I have smelled the putrid smell of a whole mound of potatoes and it gave no discomfort compared to the indescribable stench of death coming from one rot egg.
The benefits of this decision are:
A more preventative stance against cancers, and other toxic conditions such as high levels of mercury, or parasites and other micro-organisms, not to mention bouts of painful diarrhea; A much lower grocery bill eating more than I ever did before; A lower carbon print on this Earth; An affirmation that I am a member of society that exercizes her voice; and a life that is in sync with my belief.
The arguments against veganism are dated, in my view:
My pastor has said to me that God intended for people to eat from plants, trees and animals. I told her that I would surely eat cheese, fish and eggs, and probably meat and poultry too if I could assure the wholeness and cleanliness of those foods. But in today's world, things have changed so drastically and I believe many need to fight and cope with these changes. Food markets in developed countries are shoving so much animal product at us, and producing it at such high volumes (and without regard for a practice of humanity), causing over-consumption of these foods among its people, leading to higher risks to our long term health and daily well-being. God has rules for kosher eating, and with good reason! During the times spoken of in the Old Testament, foods were eaten with wooden utensils, and never could you use milk in utensils used for meat because the residues would remain in the porous wood and bacteria would develop and spoil whatever else touched it. If God meant for people to be strict in those conditions, I choose to be so strict in the conditions I live in of these times. And, thank you Lord, for the variety in abundance of sources of nourishment on this Earth. I will fight and cope better this way.
A more secular argument is that a vegan diet is lacking in certain vitamins and nutrients. But, for over a year now, I prepare all my meals from scratch, I buy only whole grains, dry beans, and whole fruits and vegetables. I produce my own flax seed oil and am mindful of its consumption as well as of olive oil and raw seeds and nuts. I can only speculate but with my meticulous care for my nourishment, I find I have better nutrition than most people who eat animals.

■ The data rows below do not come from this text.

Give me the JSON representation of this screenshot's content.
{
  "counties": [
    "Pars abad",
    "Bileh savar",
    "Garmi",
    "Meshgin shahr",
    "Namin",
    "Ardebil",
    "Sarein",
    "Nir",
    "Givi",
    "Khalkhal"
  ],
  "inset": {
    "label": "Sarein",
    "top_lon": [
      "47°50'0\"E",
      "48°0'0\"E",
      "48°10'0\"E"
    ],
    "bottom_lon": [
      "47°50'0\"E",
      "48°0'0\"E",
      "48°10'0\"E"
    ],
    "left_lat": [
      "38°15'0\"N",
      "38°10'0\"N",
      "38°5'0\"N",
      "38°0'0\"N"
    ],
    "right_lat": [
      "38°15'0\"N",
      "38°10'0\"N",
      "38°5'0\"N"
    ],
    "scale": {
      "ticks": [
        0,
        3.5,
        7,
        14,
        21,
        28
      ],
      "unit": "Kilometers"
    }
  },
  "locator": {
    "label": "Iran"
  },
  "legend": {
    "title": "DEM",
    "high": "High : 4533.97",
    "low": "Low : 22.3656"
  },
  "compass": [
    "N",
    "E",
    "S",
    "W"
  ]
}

Specifically, regarding the micronutrients and vitamins in a vegan diet:
A variety of dark green leafy vegetables, as well as other vegetables (like roots and tubers), and fruits, whole grains, peas, beans and legumes, nuts and seeds, give me the sufficient mix of essential amino acids I need for protein. I have found the same is true for calcium and iron. I am already consuming flaxseed properly for Omega 3 consumption. I use table salt and so will continue to receive the nominal amount of iodine required each day. Vitamin B12 can not be found in plant foods but I can purchase it in small amounts in tincture form. Advances in biotechnology may allow one to consume GM-milk in larger amounts and at lower costs of production, but it has also allowed one to supplement one or any one vitamin or nutrient a person's diet may lack, albeit otherwise an entirely healthy diet--hands down. As for vitamin D, personally I will never lack as I live in a very sunny climate all year round.
This is my Apology of sorts for a vegan diet. I hope that it may strike a chord in some reader's heart (brain) or even just cause a few readers to take something back with them for better health choices. As a novice enthusiast of veganism, I of course welcome any ideas, suggestions and remarks. That is after all why I have created this thread.